The atmosphere in the church shifted drastically to a hushed piety. The victim had been hospitalized for six months and while he was able to communicate he had lost the use of most of his body, breathing by machine until he passed. The relative who led the service desired to express the victim’s conversion from a gang banger to a man who accepted Christ into his life and forgave the one who shot him. The funeral continued along this theme of hope.
The problem with this is that the victim went through a number of emotions concerning the person who shot him. While he did try to forgive, he would also stew in anger. He named the shooter, but would not tell the police. He asked for prayers and scripture readings and had a positive disposition, but he also expressed his frustration that he could do absolutely nothing for himself. He grappled with his current experience, but he also wanted his old life back.

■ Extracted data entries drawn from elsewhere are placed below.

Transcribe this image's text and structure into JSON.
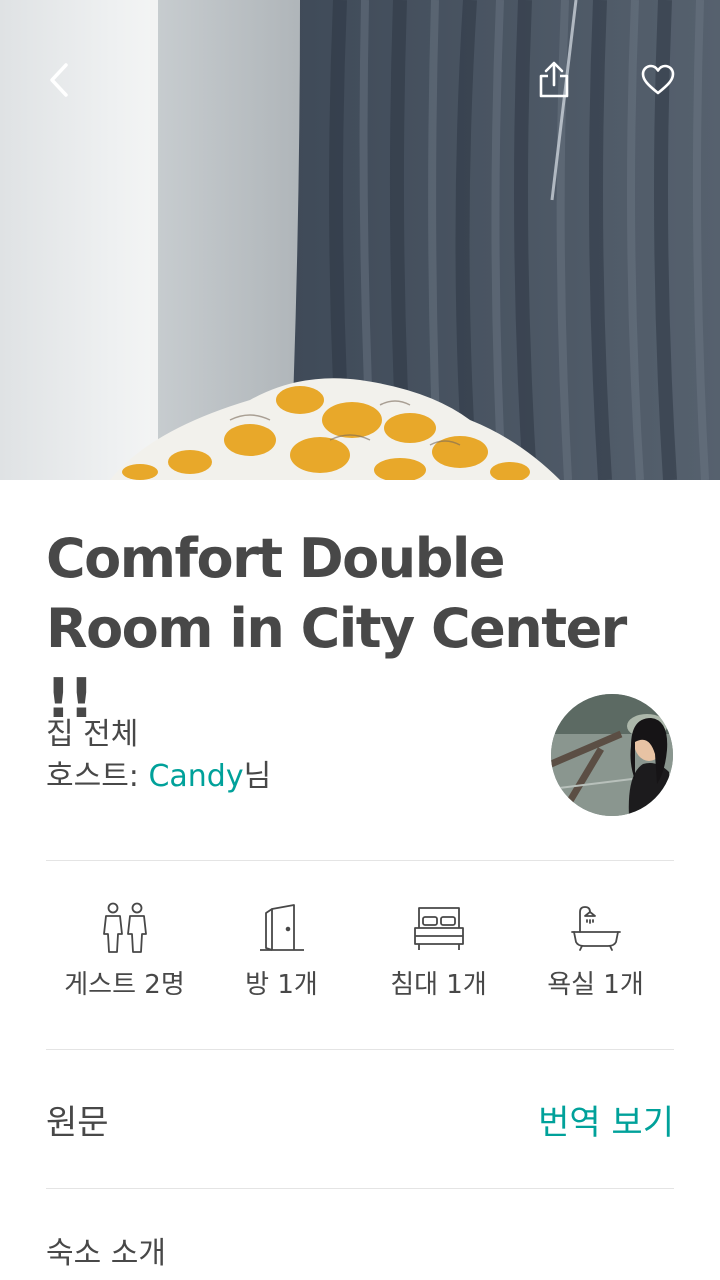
{
  "listing": {
    "title": "Comfort Double Room in City Center !!",
    "room_type": "집 전체",
    "host_prefix": "호스트: ",
    "host_name": "Candy",
    "host_suffix": "님"
  },
  "icons": {
    "back": "chevron-left-icon",
    "share": "share-icon",
    "save": "heart-icon"
  },
  "amenities": [
    {
      "icon": "guests-icon",
      "label": "게스트 2명"
    },
    {
      "icon": "door-icon",
      "label": "방 1개"
    },
    {
      "icon": "bed-icon",
      "label": "침대 1개"
    },
    {
      "icon": "bathtub-icon",
      "label": "욕실 1개"
    }
  ],
  "translation": {
    "original_label": "원문",
    "translate_link": "번역 보기"
  },
  "sections": {
    "description_title": "숙소 소개"
  },
  "colors": {
    "accent": "#00a19a",
    "text": "#484848",
    "divider": "#e4e4e4"
  }
}
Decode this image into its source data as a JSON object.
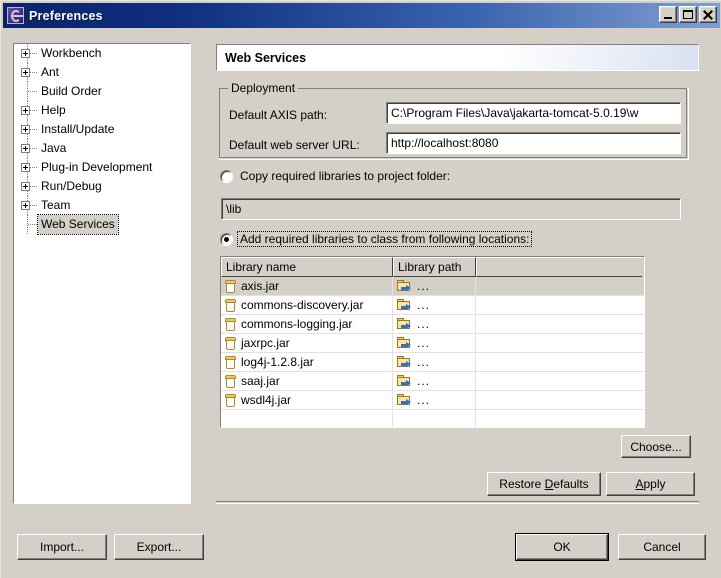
{
  "window": {
    "title": "Preferences",
    "icon": "eclipse-globe-icon",
    "controls": {
      "minimize": "Minimize",
      "maximize": "Maximize",
      "close": "Close"
    }
  },
  "tree": {
    "items": [
      {
        "label": "Workbench",
        "expandable": true,
        "selected": false
      },
      {
        "label": "Ant",
        "expandable": true,
        "selected": false
      },
      {
        "label": "Build Order",
        "expandable": false,
        "selected": false
      },
      {
        "label": "Help",
        "expandable": true,
        "selected": false
      },
      {
        "label": "Install/Update",
        "expandable": true,
        "selected": false
      },
      {
        "label": "Java",
        "expandable": true,
        "selected": false
      },
      {
        "label": "Plug-in Development",
        "expandable": true,
        "selected": false
      },
      {
        "label": "Run/Debug",
        "expandable": true,
        "selected": false
      },
      {
        "label": "Team",
        "expandable": true,
        "selected": false
      },
      {
        "label": "Web Services",
        "expandable": false,
        "selected": true
      }
    ]
  },
  "page": {
    "banner_title": "Web Services",
    "deployment": {
      "legend": "Deployment",
      "axis_path": {
        "label": "Default AXIS path:",
        "value": "C:\\Program Files\\Java\\jakarta-tomcat-5.0.19\\w"
      },
      "web_server_url": {
        "label": "Default web server URL:",
        "value": "http://localhost:8080"
      }
    },
    "library_mode": {
      "copy": {
        "label": "Copy required libraries to project folder:",
        "selected": false,
        "path_value": "\\lib"
      },
      "add": {
        "label": "Add required libraries to class from following locations:",
        "selected": true,
        "focused": true
      }
    },
    "table": {
      "columns": [
        "Library name",
        "Library path",
        ""
      ],
      "rows": [
        {
          "name": "axis.jar",
          "path": "...",
          "selected": true
        },
        {
          "name": "commons-discovery.jar",
          "path": "...",
          "selected": false
        },
        {
          "name": "commons-logging.jar",
          "path": "...",
          "selected": false
        },
        {
          "name": "jaxrpc.jar",
          "path": "...",
          "selected": false
        },
        {
          "name": "log4j-1.2.8.jar",
          "path": "...",
          "selected": false
        },
        {
          "name": "saaj.jar",
          "path": "...",
          "selected": false
        },
        {
          "name": "wsdl4j.jar",
          "path": "...",
          "selected": false
        }
      ]
    },
    "buttons": {
      "choose": "Choose...",
      "restore_defaults": "Restore Defaults",
      "restore_defaults_mnemonic": "D",
      "apply": "Apply",
      "apply_mnemonic": "A"
    }
  },
  "footer": {
    "import": "Import...",
    "export": "Export...",
    "ok": "OK",
    "cancel": "Cancel"
  },
  "colors": {
    "dialog_face": "#d4d0c8",
    "title_active_start": "#0a246a",
    "title_active_end": "#7f9ed4",
    "field_bg": "#ffffff",
    "selection": "#d4d0c8"
  }
}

The complexity of the victim’s emotions is a human reality. While we strive for one desire, other intentions creep in. While we know and may seek the moral high ground, our actions do not always match this will. The relationship between the friend of the victim mentioned earlier to both him and his shooter represents this complex tension. Within one person there are conflicting emotions.
Brothers and Sisters of Love enters into situations of extreme pain. In this case, healing will not take place for awhile. The family wants to believe that the victim was saved and is enjoying paradise, but this comfort does not erase the wounds. There seems to be no justice for the crime, for the guilty continue to prosper. From the family’s perspective, the death is void of meaning for the community. Therefore, their perception of heaven is in conflict with their reality in this world. Part of the problem among gangs is that the pain from these murders is carried for a long time and affects the community in negative ways.
God sees these conflicts and still loves all of us; our virtues and the parts we wish to hide. In times of tragedy, in order to find hope, we often put our best foot forward before God and suppress our true emotions. We fear displeasing an all-powerful God, and as a result, we limit God’s love for us, the very tool that has the power to transform our situation. Presenting our true hurts and desires before God liberates our concept of God from a God who needs to be pleased to a God who understands our situation, healing us and bringing hope for the future.